Exposition au Musée militaire de la Révolution du peuple chinois à Pékin, le 8 octobre 2022. (Source : Japan Times)
Exposition au Musée militaire de la Révolution du peuple chinois à Pékin, le 8 octobre 2022. (Source : Japan Times)
Le lundi 18 mars, Asia Society France, l’IRSEM, l’Inalco et Asialyst ont coorganisé une conférence sur la réalité d’une nouvelle forme de conflit : la guerre cognitive. Cette doctrine militaire adoptée par la Chine soulève autant d’interrogations que de questions graves puisqu’elle semble prendre des formes terrifiantes de contrôle des cerveaux.
Fin 2016, des diplomates, militaires et agents de renseignement américains stationnés à Cuba s’étaient plaint de troubles auditifs, visuels, des étourdissements, céphalées, vertiges et nausées, des pertes de mémoire, d’équilibre et des lésions cérébrales dont l’origine avait été attribuée à la Chine. Ces symptômes ont donné naissance au concept dit du « syndrome de La Havane » qui a depuis donné lieu à des recherches intensives sur ce sujet menées principalement aux États-Unis, mais aussi dans d’autres pays tels que la France ou le Japon.

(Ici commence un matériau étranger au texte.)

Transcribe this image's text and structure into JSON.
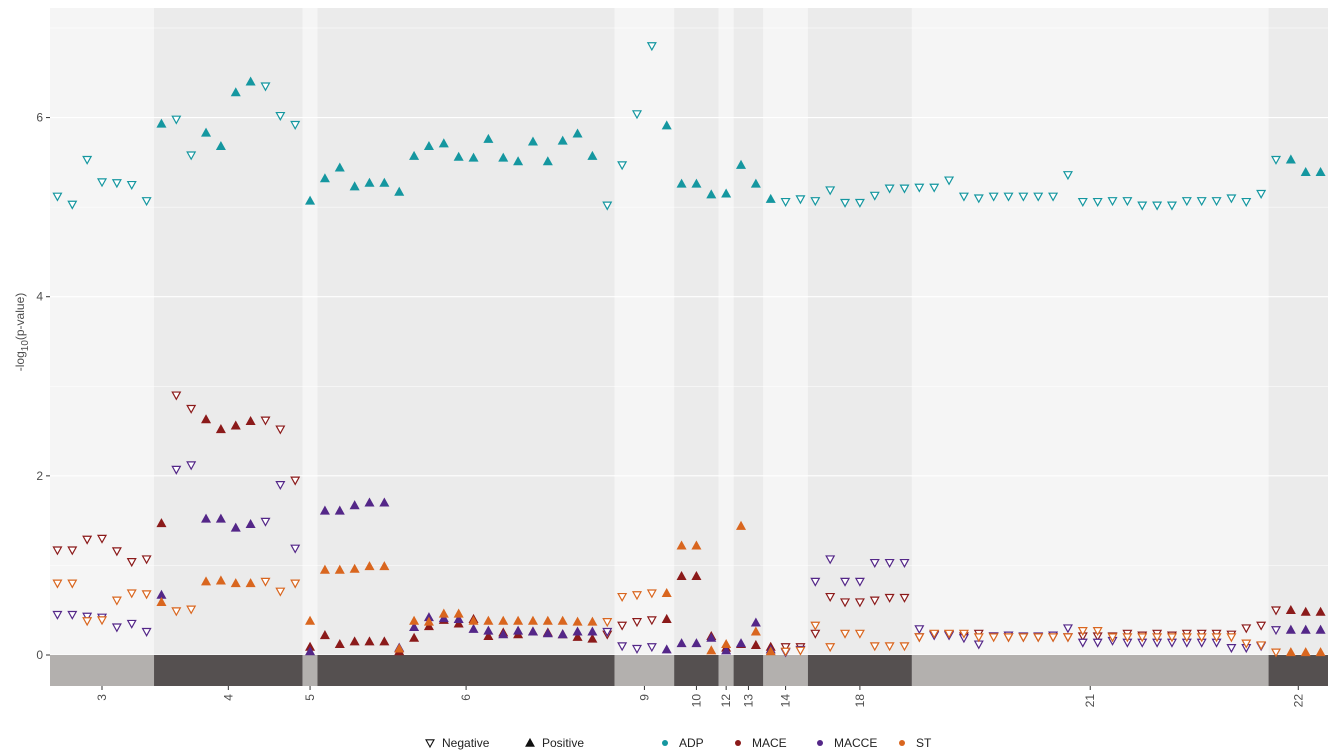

Paul Charon, chercheur à l'IRSEM, intervient lors de la conférence "Occident-Chine : la guerre cognitive aura-t-elle lieu", à l'Inalco, le 18 mars 2024.
Paul Charon, chercheur à l'IRSEM, intervient lors de la conférence "Occident-Chine : la guerre cognitive aura-t-elle lieu", à l'Inalco, le 18 mars 2024.
Directeur du domaine « renseignement, anticipation et menaces hybrides » de l’Institut de de recherches stratégique de l’École militaire du ministère des Armées (IRSEM), Paul Charon a longuement expliqué la nature de cette guerre cognitive. « Comment les Chinois définissent-ils la guerre cognitive ? Pour bien comprendre ce terme, il faut le replacer dans un cadre conceptuel plus large, celui des « Trois Guerres ». Plus que d’un concept, il s’agit d’une véritable doctrine militaire qui émerge autour de 2003 et théorise ou essaye de penser la guerre non cinétique chinoise’, a expliqué cet expert devant une centaine de participants rassemblés dans une salle comble de l’Institut national des langues et civilisations orientales (Inalco) à Paris.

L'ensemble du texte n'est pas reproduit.